Cette dernière phase est aussi celle d’un sommeil à ondes lentes. « On constate, dans cette phase, une diminution de la fréquence des oscillations cérébrales et une augmentation de leur amplitude », précise-t-elle.  « On parle ici d’ondes allant de 0,5 à 2 Hertz. Pendant cette période, la synchronisation cérébrale s’opère entre les nombreuses zones du cerveau ».

« Chez l’enfant, on observe un développement parallèle du sommeil lent profond, de la maturation corticale et du développement des habiletés cognitives», indique la chercheuse, qui relate des études suisses sur le sujet. À Bruxelles, son laboratoire travaille sur la consolidation des apprentissages.

La sieste: un atout

Après une bonne nuit de sommeil, on assiste à une amélioration ou à une stabilisation des performances cognitives.  « Cela concerne surtout les apprentissages déclaratifs, explicites, facilement verbalisables, ceux pour lesquels on a conscience de réaliser un apprentissage », dit la Dre Urbain.

« À l’ULB, nous menons notamment des études concernant l’impact du sommeil sur les processus cérébraux qui sous-tendent les apprentissages chez l’enfant », indique encore la scientifique. « Nous travaillons, par exemple, sur un groupe d’enfants âgés de 8 à 11 ans, et nous intéressons aux effets de la sieste sur leurs apprentissages ».

La plasticité cérébrale comme alliée

Comment le sommeil participe-t-il à cette « consolidation » des apprentissages? Via le phénomène de plasticité cérébrale. « Les oscillations lentes du sommeil profond ont le pouvoir de réactiver les informations acquises récemment et stockées dans la région de l’hippocampe du cerveau pour les faire passer vers les aires néocorticales. Et ainsi d’acquérir une mémorisation à plus long terme », précise-t-elle.

Cela avait déjà été testé par de nombreuses études chez des adultes. Les recherches de Charline Urbain confirment cela chez l’enfant, en montrant que l’effet du sommeil semble même être accéléré chez l’enfant.

« Cette étude suggère qu’une sieste (de 90 minutes), effectuée après un apprentissage, est suffisante chez l’enfant pour influencer les processus de plasticité cérébrale permettant la réorganisation des informations entre la région de l’hippocampe et le cortex frontal (siège de la mémoire à long terme). Cela avait déjà été observé en 2006 chez l’adulte après plusieurs jours voire plusieurs semaines. Des dernières recherches ont montré que cette consolidation serait plus rapide chez l’enfant. Pourquoi? Notre hypothèse est que, pour une même durée de sommeil, la plus grande proportion de sommeil à ondes lentes chez l’enfant par rapport à l’adulte pourrait accélérer le phénomène de consolidation des apprentissages ».

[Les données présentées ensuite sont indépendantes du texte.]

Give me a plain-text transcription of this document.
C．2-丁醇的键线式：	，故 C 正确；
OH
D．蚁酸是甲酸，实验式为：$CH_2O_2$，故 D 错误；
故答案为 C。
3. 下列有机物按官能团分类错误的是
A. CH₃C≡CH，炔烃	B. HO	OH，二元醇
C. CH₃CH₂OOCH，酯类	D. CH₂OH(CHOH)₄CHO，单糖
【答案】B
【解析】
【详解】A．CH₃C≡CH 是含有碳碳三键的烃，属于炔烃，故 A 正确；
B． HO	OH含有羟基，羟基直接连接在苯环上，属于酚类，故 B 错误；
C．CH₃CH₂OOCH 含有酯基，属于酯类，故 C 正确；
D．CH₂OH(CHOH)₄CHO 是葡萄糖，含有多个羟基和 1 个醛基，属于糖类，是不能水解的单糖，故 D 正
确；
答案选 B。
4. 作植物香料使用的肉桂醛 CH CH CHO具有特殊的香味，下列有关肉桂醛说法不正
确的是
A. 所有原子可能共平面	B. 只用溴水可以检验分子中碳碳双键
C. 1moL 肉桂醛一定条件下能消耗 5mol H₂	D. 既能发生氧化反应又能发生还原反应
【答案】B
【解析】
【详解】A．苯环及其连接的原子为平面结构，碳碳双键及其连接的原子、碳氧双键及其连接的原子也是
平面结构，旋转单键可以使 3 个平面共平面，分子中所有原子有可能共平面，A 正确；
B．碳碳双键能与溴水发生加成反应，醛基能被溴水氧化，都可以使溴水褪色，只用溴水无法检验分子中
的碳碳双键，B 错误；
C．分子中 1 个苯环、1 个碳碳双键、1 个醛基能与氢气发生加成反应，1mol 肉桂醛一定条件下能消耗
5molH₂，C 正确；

« On observe aussi, à contrario, une corrélation entre les troubles d’apprentissage et un sommeil atypique. Ce qui concerne par exemple des enfants souffrant de troubles de l’attention/hyperactivité (TDHA), d’épilepsie, d’autisme… »

« Nous parlons bien ici de simples constats. Pas de l’établissement d’un lien de cause à effet », précise encore Charline Urbain. S’agit-il d’un épiphénomène? Un sommeil perturbé peut-il entraîner des troubles cognitifs? À moins que la relation fonctionne dans l’autre sens? La question reste ouverte au sein de la communauté scientifique.